One main advantage of LightGBM, and part of the reason we ended up using it for Huispedia, is that it can be used not only to predict point estimates, but quantiles as well. This allows us to give some measure of uncertainty when providing a house price on the website, which is something Huispedia asked for.

For now, let's run this code and train the model with the provided parameters, and see what performance we get!

In [None]:
def train_model(X_train, y_train):
    lgb_params = {'learning_rate': 0.05,
                  'max_bin': 500,
                  'min_child_samples': 10,
                  'n_estimators': 1400,
                  'num_leaves': 180}
    
    pipe_dt = Pipeline([
        ('lgbm', lgb.LGBMRegressor(**lgb_params))])  # regionale kolommen
    median = pipe_dt.set_params(lgbm__objective='quantile', lgbm__alpha=0.5).fit(X_train, np.log(y_train))

    pipe_dt = Pipeline([
        ('lgbm', lgb.LGBMRegressor(**lgb_params))])  # regionale kolommen
    lowerbound = pipe_dt.set_params(lgbm__objective='quantile', lgbm__alpha=0.2).fit(X_train, np.log(y_train))

    pipe_dt = Pipeline([
        ('lgbm', lgb.LGBMRegressor(**lgb_params))])  # regionale kolommen
    upperbound = pipe_dt.set_params(lgbm__objective='quantile', lgbm__alpha=0.8).fit(X_train, np.log(y_train))

    return lowerbound, median, upperbound

Below, we actually start running the functions we've defined above. We get our data, train a model, and get our desired quantiles as output (you can change these, if you like!).

In [None]:
X_train, y_train, X_test, y_test = read_and_process_data("../data")

lowerbound, median, upperbound = train_model(X_train, y_train)

prediction_lowerbound = np.exp(lowerbound.predict(X_test))
prediction_median = np.exp(median.predict(X_test))
prediction_upperbound = np.exp(upperbound.predict(X_test))

So let's have a look at one example:

In [None]:
print(f"This house:\n{X_test.iloc[0]}\n\nHas a true price of €{y_test.iloc[0]:.2f}\n\nWe predicted a median price of €{prediction_median[0]:.2f}\nWith a 60% certainty range of [€{prediction_lowerbound[0]:.2f}, €{prediction_upperbound[0]:.2f}]")

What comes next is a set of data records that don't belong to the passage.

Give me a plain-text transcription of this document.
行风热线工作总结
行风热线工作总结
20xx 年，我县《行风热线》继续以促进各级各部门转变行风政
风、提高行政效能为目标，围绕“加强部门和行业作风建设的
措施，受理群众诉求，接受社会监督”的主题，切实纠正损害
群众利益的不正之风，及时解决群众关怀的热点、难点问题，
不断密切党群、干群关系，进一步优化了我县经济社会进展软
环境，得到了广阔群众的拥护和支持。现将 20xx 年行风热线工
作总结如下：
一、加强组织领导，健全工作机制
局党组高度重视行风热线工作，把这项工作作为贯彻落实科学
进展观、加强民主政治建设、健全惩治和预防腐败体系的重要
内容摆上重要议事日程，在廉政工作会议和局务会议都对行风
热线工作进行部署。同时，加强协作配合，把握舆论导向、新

Cool! So, sadly, the price for this particular was not exactly within our range, but it was certainly close. Now let's see how we did on all houses.

In [None]:
print(f"RMSE at median: €{np.sqrt(mean_squared_error(y_test, prediction_median)):.2f}")

That's quite the improvement! With my settings, I ended up with an RMSE of €39710.99 with our previous, linear model. That's a 25% reduction in error! Let's see how our predictions compare to the truth.

In [None]:
sns.scatterplot(y_test, prediction_median);

Excellent. We have even more of a straight line this time, and the error for more expensive houses doesn't appear to be as large as before. Let's check that again as well:

In [None]:
result = pd.DataFrame({'y_test': y_test, 'y_hat': prediction_median})
result['error'] = result['y_test'] - result['y_hat']
sns.scatterplot(result['y_test'], result['error']);

And indeed! Taking the scale of the y-axis into account, we're doing much better on the expensive houses than before (errors used to go up to aboutt €300.000,-, double the error we get now!).